Heart shaped cutter is saved
The heart shaped cutter? It has a home in the restored kitchen’s dresser. It’s no longer hidden away in a box but it’s where everyone can see it.
And it gets used again. Just last week I used it to make Valentine’s cakes for a romantic poetry reading.
Romantic Heart-shaped cakes.
- 225 grams plain flour
- 1½ teaspoons bicarbonate of soda
- ½ teaspoon salt
- 1½ teaspoons instant coffee powder
- 75 grams cocoa powder
- 300 grams dark brown sugar
- 375 millilitres hot water from a recently boiled kettle
- 75 grams coconut oil (90ml)
- 1½ teaspoons white wine vinegar/cider vinegar
- Edible rose petals and pistachio nuts to decorate
For the icing
- 60 millilitres cold water
- 75 grams coconut butter or any solid block vegetable fat
- 50 grams dark brown sugar
- 1½ teaspoons instant coffee powder
- 1½ tablespoons cocoa powder
- 150 grams dark chocolate (min. 70% cocoa solids)
Preheat your oven to 180°C/160°C Fan/350°F/gas mark 4 and place a baking sheet to warm through.
Line the bottom of a rectangular baking tin with baking paper.
Put the flour, bicarb, salt, instant coffee powder and cocoa in a bowl.
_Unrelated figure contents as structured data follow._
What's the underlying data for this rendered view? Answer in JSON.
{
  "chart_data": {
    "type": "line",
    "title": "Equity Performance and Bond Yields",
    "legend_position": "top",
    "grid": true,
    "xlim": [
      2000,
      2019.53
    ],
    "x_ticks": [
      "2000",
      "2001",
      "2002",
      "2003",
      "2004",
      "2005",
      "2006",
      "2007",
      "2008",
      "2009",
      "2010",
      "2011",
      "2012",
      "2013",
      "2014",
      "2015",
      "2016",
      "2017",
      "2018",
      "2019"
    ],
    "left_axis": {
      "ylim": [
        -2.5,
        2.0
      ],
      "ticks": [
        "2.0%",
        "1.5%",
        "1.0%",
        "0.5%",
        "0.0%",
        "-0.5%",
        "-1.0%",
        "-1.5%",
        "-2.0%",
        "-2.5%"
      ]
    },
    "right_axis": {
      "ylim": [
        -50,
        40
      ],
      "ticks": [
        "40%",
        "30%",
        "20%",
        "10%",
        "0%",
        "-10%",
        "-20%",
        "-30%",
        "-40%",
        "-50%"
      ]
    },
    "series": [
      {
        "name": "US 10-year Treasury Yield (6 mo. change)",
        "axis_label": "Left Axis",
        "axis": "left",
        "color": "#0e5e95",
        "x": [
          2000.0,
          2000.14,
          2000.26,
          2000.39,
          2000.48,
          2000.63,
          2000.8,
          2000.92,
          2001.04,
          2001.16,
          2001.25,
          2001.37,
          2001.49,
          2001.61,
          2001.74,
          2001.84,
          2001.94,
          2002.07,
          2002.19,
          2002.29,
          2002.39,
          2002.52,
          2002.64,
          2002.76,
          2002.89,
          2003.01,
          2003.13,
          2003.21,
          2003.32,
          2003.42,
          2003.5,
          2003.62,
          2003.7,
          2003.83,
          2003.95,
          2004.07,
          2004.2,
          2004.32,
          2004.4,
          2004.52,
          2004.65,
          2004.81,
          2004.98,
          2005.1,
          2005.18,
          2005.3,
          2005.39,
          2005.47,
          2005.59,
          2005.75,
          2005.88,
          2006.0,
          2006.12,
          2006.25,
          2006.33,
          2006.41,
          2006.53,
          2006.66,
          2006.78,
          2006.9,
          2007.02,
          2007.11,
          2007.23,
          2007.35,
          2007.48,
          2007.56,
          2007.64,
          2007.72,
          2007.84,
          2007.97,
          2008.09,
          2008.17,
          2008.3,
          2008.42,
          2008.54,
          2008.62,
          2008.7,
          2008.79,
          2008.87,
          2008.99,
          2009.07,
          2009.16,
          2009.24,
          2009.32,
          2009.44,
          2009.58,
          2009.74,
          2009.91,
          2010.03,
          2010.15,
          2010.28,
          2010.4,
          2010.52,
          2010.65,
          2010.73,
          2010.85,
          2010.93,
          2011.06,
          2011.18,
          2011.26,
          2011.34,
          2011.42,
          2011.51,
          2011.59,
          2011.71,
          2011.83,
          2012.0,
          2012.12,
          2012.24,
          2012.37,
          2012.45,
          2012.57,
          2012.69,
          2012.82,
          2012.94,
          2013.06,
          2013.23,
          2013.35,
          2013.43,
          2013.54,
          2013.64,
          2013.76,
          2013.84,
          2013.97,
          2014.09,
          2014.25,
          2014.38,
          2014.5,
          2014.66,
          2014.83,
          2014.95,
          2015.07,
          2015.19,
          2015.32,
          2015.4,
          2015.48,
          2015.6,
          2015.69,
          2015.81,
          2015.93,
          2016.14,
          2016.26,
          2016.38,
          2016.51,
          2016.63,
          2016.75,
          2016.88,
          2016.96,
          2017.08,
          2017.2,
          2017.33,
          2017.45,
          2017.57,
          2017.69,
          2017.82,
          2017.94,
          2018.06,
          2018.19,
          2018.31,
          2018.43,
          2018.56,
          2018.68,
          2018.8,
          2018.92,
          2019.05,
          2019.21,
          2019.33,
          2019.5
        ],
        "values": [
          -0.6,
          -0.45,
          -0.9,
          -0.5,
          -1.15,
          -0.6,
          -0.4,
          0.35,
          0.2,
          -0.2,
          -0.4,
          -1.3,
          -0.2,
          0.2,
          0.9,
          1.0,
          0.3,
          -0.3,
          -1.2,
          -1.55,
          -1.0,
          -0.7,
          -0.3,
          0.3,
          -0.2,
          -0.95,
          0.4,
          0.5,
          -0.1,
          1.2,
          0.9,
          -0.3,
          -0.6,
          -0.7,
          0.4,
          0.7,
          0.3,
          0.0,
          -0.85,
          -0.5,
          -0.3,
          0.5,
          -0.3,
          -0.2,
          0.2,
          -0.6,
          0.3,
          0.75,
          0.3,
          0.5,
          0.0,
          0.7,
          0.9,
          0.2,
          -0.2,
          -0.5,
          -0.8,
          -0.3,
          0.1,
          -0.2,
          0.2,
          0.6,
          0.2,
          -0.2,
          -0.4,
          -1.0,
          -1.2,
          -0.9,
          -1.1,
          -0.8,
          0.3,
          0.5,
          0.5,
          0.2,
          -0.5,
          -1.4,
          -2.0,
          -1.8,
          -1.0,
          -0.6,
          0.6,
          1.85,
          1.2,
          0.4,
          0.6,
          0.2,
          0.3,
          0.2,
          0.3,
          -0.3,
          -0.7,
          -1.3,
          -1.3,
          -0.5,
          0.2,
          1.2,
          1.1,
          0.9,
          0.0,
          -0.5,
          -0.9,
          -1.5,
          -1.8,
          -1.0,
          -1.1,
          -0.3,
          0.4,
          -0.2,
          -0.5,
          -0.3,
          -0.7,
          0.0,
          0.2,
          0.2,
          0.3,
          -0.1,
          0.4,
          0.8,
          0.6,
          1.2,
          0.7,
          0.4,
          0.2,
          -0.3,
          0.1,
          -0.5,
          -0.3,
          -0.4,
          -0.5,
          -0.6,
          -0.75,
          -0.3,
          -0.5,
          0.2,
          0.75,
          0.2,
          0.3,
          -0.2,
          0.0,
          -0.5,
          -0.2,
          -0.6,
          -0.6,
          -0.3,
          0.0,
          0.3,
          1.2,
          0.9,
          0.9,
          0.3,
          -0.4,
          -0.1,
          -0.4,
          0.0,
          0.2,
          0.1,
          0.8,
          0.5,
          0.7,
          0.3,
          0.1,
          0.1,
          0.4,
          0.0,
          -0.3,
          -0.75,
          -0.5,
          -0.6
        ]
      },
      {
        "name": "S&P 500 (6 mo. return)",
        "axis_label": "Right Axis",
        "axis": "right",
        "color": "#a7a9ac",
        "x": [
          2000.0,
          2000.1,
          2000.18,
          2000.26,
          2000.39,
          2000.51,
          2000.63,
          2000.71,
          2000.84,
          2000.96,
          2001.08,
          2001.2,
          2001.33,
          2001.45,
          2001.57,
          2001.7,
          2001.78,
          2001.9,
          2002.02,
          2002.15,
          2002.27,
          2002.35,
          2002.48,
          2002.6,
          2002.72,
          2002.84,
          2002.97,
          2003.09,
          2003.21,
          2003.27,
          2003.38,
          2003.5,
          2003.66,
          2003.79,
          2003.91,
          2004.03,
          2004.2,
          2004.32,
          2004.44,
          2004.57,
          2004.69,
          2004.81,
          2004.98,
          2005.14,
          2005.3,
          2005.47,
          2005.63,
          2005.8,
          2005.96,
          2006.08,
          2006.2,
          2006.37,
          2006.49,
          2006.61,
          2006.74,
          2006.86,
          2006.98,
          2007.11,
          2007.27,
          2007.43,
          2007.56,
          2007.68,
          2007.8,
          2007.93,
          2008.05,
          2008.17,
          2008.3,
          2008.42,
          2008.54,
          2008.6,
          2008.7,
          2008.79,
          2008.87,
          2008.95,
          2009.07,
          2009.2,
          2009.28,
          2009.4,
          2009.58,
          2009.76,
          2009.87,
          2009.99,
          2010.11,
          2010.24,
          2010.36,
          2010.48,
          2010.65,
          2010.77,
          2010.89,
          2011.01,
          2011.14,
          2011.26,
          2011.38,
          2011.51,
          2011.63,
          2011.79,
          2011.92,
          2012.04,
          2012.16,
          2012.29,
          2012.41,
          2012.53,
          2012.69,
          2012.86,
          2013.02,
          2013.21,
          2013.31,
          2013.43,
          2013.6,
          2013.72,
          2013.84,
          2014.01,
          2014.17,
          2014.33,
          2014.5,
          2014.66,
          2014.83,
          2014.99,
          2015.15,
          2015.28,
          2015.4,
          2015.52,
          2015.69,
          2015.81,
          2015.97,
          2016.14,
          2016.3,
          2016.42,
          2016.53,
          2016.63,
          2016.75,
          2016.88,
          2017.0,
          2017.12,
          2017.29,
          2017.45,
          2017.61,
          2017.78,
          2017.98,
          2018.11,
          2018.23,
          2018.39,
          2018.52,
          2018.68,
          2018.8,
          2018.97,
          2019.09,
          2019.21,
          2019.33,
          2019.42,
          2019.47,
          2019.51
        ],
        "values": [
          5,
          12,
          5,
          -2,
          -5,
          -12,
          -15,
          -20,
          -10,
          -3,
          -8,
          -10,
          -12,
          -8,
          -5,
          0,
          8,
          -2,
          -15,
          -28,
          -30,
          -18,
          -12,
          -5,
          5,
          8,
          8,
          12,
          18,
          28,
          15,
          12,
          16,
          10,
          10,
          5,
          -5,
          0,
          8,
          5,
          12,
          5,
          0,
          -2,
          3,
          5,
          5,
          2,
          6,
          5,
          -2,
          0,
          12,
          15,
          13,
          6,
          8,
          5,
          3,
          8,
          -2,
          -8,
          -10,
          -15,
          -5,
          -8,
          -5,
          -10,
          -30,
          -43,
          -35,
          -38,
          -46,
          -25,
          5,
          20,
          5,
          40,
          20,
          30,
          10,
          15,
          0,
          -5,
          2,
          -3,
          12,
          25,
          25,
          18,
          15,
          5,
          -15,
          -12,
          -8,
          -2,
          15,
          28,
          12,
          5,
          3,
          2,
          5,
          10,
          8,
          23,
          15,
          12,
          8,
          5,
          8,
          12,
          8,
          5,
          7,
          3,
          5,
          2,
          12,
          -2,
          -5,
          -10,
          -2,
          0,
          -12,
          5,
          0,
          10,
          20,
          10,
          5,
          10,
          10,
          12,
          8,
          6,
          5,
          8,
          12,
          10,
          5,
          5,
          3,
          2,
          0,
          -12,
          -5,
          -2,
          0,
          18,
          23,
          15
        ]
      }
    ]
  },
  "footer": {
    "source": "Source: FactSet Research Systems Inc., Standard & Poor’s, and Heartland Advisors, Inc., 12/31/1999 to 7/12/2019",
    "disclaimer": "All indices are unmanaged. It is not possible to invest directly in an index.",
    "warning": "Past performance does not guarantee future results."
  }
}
Blend with a fork.
Mix the sugar, hot water, coconut oil and vinegar together in a jug until the coconut oil has melted.
Pour into the dry ingredients, mix, then pour the whole mixture into the prepared tin. Put the baking tin into the oven, on top of the baking sheet already there, and bake for 35 minutes.
Check after 30 minutes to see if it is already done.
When it’s ready, the cake will come away from the edge of the tin and a cocktail stick or skewer will come out clean, apart from a few crumbs.
This is a sticky cake. Don’t be tempted to overbake it.
Once the cake is cooked, remove from the oven and place the tin onto a wire cooling rack and let the cake cool in its tin.
Now take the heart shaped metal cutter in your hand. Cut out heart shaped mini-cakes. I managed 8 but this really does depend on the size of your cutter. I like to keep the leftover cake pieces and stash them in the freezer to use in emergency trifles.
Place all of the icing ingredients, except the chocolate, into a heavy-based saucepan and bring to the boil, making sure everything is dissolved.
Then turn off the heat – leaving the pan on the hob – and add the chocolate, swirling the pan so that the chocolate drowns in the hot liquid and starts to melt.
Leave until melted, this won’t take long, and then whisk until the icing is dark and glossy. Leave to cool slightly.
I like to pour the icing over the cakes while the icing is still liquid, it’s much easier on small cakes. Wait too long and the icing turns to the consistency of chocolate butter, much harder to decorate with and it loses its black sheen.
Now, with abandon, festoon the cakes with rose petals and chopped pistachios.
Leave to stand for 30 minutes for the icing to set before serving the cakes.
Marvel at your beautiful heart shaped cakes. Take a bite and think of an old kitchen in Hove, a wine cellar and a cook from Tunbridge Wells.
I’ve adapted this recipe from a Nigella Lawson recipe which is INCREDIBLY popular in the Town House’s pop up Regency tea room.